Have you done research on pricing for graphic design services and come up empty? I’m on the other side of that client/designer equation, but I’d imagine that it seems frustrating and sneaky. Why aren’t designers publishing their prices? What do they have to hide?

Well, nothing really, it’s just that design services have more options than a Chinese menu so asking what a brochure costs is like asking what a shirt costs. What kind of shirt are we dealing with here? American Apparel? Versace? Off the rack? Custom tailoring? Cotton? Silk? You get my drift.

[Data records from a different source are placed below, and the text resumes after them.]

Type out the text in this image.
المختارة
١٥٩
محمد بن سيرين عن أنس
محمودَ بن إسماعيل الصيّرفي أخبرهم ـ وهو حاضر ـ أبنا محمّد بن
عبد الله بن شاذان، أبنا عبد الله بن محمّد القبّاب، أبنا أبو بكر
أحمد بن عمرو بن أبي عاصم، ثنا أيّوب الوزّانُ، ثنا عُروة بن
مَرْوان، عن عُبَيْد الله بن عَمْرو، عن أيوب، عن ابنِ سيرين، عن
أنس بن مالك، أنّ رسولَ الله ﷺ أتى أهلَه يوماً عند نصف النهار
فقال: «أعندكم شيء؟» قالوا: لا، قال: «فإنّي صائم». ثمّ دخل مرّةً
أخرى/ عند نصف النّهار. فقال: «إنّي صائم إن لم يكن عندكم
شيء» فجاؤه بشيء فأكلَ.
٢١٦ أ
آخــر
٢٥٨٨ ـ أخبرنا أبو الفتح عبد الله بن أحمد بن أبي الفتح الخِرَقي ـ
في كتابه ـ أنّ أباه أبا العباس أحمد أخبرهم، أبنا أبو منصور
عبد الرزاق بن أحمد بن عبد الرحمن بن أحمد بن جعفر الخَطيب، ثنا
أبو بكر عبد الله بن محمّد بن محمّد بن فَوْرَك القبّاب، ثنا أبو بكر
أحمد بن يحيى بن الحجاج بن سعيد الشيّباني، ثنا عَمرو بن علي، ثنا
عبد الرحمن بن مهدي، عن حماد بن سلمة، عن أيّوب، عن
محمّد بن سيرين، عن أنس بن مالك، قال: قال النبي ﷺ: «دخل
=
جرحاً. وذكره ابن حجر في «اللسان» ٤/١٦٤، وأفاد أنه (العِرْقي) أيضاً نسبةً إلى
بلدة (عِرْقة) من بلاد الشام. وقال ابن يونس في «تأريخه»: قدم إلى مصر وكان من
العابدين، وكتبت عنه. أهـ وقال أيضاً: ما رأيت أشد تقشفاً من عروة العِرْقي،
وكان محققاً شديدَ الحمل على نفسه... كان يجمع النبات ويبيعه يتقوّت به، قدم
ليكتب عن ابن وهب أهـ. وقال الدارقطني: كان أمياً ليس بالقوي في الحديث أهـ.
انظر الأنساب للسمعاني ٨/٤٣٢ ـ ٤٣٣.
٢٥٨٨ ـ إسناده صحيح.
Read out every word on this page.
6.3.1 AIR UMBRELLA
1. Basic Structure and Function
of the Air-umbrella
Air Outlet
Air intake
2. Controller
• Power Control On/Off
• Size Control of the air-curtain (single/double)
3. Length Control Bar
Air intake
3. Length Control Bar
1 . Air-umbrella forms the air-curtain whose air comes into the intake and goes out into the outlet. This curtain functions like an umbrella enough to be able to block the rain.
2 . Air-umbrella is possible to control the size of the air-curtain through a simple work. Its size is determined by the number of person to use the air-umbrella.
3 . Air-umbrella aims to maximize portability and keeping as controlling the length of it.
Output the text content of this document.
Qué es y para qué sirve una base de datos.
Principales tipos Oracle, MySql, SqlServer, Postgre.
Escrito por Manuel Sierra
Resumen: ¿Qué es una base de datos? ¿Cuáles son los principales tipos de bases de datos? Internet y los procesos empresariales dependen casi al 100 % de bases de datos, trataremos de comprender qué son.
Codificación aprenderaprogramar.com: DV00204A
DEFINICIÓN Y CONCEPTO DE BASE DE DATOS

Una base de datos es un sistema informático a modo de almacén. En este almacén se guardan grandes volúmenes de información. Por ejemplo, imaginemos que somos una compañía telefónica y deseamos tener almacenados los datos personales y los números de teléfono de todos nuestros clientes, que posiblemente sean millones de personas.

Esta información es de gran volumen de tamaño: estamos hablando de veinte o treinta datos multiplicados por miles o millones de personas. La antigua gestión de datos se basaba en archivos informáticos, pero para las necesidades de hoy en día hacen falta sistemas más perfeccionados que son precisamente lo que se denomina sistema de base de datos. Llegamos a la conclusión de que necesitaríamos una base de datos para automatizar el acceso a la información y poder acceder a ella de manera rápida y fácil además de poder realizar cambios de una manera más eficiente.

So what’s a client to do for budgeting and comparison shopping? Well, everyone is different, but here’s my recommendation:

  1. Figure out what type of design you need and write down as many specifics about the project as possible. If you need branding, what does that include? Logo, tagline, letterhead, envelopes, brochures, package design, window graphics, signage? Or if you need a brochure, how any pages and what print quantity? Do you need stock photography? Try to hammer out the details of your project so that you know what you need and what you want.
  2. Find for designers in your area by doing an internet search for the service you need (ie, web design, branding, print design). You can also ask other companies whose branding you think is well done for a referral. If that comes up cold check out portfolio sites like AIGA's Portfolio Gallery (click Advance Search to search locations) and Behance.
  3. Scan the portfolios for design and style that you like. Narrow this down to 3-4 prospects and then contact them for a quote, giving them the specifications that you figured out in step one. Just ask for an estimate and let them know you liked their work and are considering them for the project.
  4. The estimates you get will likely be a range or a round number. Base your budgeting off of these numbers. Hopefully one or two of the firms will knock themselves out of the running due to pricing too high or low.
  5. When you are ready to begin the project, take the remaining candidates and ask to meet with them, either in person or over the phone. You can be up front about looking at multiple firms, we're used to it. Find the person that you enjoy working with. Design is a complicated process and it’s best to go through it with someone you enjoy talking to.

Hopefully this demystifies how to get a price for your project. Just make sure that you start this process early. You don’t want to waste all of the project time searching for a designer.